Au-delà de cela, la grève a malheureusement trop duré, elle a pris du temps. On a observé trois mois de chômage pour nos enfants qui vont dans les écoles publiques parce que la situation ne concerne que cette franche de la population qui scolarise les enfants à l’école publique, qui n’ont pas les moyens de payer les frais de scolarité des écoles privées.

Alors, cela dit que toute la responsabilité en majeur partie incombe le gouvernement Kassory qui a été arrogant, si non, je pense que cette grève aurait pris fin depuis longtemps.

Les syndicats doivent aussi  penser que les revendications  salariales sont normales mais elles doivent se faire sur la base d’un élément réel.

Elles doivent se faire en fonction de l’augmentation de la richesse du pays et de façon raisonnable.

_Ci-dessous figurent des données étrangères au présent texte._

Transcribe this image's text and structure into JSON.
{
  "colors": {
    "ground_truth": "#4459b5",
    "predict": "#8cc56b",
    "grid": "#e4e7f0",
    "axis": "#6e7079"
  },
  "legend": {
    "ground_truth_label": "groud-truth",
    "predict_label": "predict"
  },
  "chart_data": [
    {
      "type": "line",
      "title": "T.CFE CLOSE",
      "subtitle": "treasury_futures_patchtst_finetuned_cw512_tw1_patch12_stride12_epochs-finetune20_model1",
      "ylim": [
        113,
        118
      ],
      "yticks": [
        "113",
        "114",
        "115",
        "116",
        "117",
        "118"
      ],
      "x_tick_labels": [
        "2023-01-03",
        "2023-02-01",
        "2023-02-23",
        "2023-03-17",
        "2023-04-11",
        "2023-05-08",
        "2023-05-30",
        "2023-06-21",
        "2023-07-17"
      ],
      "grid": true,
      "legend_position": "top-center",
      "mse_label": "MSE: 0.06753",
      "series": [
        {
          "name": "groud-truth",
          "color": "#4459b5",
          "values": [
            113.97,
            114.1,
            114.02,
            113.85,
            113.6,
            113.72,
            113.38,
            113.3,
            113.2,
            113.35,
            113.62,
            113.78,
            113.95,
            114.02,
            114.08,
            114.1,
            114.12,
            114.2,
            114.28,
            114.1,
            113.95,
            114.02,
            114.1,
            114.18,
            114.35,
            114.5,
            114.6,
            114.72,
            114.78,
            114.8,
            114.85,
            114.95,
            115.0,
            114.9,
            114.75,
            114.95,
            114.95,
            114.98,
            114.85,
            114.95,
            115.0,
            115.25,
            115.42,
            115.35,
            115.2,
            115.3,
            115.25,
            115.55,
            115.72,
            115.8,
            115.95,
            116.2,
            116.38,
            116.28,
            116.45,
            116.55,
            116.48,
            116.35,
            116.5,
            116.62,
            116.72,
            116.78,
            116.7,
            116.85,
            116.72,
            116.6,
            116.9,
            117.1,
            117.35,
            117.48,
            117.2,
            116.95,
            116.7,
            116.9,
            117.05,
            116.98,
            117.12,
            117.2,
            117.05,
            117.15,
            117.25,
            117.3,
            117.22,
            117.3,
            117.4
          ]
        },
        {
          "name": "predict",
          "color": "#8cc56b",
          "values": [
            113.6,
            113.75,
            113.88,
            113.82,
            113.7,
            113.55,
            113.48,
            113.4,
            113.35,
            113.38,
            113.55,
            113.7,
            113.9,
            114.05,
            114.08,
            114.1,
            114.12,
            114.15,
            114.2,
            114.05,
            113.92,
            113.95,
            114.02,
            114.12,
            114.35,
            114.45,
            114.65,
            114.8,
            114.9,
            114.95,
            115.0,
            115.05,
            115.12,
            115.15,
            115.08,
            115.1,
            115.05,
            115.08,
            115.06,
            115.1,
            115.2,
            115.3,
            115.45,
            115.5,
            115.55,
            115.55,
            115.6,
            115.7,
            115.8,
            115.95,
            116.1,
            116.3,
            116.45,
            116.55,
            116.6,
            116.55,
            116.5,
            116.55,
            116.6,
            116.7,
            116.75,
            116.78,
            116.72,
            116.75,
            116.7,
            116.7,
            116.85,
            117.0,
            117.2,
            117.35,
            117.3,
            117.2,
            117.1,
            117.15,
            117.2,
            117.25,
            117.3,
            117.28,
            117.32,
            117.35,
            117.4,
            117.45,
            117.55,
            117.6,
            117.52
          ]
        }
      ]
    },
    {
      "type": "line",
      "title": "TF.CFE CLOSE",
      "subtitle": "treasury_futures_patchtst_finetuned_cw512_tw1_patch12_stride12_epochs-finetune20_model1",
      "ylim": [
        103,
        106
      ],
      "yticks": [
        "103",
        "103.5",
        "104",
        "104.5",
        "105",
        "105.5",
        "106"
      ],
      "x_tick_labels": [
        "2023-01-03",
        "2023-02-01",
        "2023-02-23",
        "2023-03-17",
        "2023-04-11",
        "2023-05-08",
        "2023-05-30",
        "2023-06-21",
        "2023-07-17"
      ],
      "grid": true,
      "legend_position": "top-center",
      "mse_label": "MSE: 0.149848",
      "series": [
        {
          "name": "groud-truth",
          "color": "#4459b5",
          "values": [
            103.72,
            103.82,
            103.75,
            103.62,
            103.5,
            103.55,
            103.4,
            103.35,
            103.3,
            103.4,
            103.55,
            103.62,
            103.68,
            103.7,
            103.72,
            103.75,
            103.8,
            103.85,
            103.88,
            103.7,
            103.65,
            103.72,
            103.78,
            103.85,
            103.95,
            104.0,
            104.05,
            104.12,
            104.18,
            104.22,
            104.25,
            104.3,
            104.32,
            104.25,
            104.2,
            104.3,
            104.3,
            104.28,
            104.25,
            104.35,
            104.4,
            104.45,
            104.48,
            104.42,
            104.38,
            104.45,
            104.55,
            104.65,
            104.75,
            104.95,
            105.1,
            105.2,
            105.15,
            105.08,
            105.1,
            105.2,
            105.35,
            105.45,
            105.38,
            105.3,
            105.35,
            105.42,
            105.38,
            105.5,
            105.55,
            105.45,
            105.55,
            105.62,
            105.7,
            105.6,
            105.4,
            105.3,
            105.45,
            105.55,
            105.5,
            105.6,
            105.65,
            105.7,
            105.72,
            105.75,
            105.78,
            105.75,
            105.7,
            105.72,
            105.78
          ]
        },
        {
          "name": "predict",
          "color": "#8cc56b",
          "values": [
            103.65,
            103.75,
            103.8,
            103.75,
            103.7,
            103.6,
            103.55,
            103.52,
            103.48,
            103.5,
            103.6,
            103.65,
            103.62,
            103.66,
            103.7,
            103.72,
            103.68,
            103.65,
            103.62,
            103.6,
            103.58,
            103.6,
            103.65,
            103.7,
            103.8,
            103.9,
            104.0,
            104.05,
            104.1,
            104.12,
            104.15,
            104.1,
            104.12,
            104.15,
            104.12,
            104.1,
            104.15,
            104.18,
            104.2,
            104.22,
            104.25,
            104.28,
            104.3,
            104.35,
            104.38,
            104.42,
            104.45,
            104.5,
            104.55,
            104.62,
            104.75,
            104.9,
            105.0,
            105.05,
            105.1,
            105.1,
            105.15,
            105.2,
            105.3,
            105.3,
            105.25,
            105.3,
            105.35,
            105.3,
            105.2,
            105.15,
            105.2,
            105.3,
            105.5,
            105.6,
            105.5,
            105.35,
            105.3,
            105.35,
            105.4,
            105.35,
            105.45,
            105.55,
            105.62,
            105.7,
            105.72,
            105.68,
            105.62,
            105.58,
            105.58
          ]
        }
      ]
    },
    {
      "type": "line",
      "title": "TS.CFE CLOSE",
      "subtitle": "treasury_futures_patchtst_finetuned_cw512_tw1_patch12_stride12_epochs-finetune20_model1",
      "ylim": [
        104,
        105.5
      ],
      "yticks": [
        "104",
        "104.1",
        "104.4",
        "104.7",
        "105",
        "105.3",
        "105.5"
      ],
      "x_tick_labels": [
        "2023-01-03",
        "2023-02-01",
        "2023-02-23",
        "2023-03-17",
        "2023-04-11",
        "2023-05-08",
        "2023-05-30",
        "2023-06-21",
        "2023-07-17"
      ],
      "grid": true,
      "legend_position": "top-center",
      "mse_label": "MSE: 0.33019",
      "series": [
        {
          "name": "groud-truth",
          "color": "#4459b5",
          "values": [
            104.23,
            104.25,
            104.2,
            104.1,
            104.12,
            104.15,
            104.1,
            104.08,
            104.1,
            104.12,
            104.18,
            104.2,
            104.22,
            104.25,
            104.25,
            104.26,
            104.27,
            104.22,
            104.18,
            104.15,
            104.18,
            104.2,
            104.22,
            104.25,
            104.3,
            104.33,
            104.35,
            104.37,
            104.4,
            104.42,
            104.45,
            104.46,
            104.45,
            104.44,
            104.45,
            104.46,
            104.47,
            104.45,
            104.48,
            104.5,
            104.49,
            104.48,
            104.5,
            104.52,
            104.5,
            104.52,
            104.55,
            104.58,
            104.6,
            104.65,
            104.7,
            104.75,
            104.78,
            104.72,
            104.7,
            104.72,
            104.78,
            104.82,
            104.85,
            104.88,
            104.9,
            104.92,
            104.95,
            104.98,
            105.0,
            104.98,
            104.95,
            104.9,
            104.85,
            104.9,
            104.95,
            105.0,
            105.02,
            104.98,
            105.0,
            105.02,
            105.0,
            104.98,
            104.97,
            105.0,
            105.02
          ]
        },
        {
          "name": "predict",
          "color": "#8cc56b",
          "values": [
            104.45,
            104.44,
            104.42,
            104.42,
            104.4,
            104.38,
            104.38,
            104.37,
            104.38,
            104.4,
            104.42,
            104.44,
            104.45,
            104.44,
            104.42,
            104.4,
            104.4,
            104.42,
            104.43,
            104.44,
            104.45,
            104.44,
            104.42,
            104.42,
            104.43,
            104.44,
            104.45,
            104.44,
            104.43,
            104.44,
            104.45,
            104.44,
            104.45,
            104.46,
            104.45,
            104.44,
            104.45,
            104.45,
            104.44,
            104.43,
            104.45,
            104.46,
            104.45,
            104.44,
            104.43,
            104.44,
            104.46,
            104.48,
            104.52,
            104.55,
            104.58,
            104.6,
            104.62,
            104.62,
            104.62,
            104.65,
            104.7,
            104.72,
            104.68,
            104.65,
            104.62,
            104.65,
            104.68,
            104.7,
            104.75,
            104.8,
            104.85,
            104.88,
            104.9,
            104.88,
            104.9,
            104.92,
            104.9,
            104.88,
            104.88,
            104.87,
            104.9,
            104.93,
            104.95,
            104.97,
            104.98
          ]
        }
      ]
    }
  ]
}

Mais, si les revendications ne sont pas raisonnables, on aboutit à des résultats comme l’accord qu’on a vu.

Cela sous-entend que la revendication des 8 millions n’était pas tenable par le gouvernement, ils ont fini par s’entendre sur quelque chose.

J’avais lancé un appel aux syndicalistes qu’ils pouvaient suspendre la grève parce qu’on voyait certaines bases qui commençaient à se désolidariser et ce n’était pas bon pour le SLECG. De toutes les façons, c’est la fin qui justifie les moyens et tant donner qu’ils se sont entendus, on dit bravo.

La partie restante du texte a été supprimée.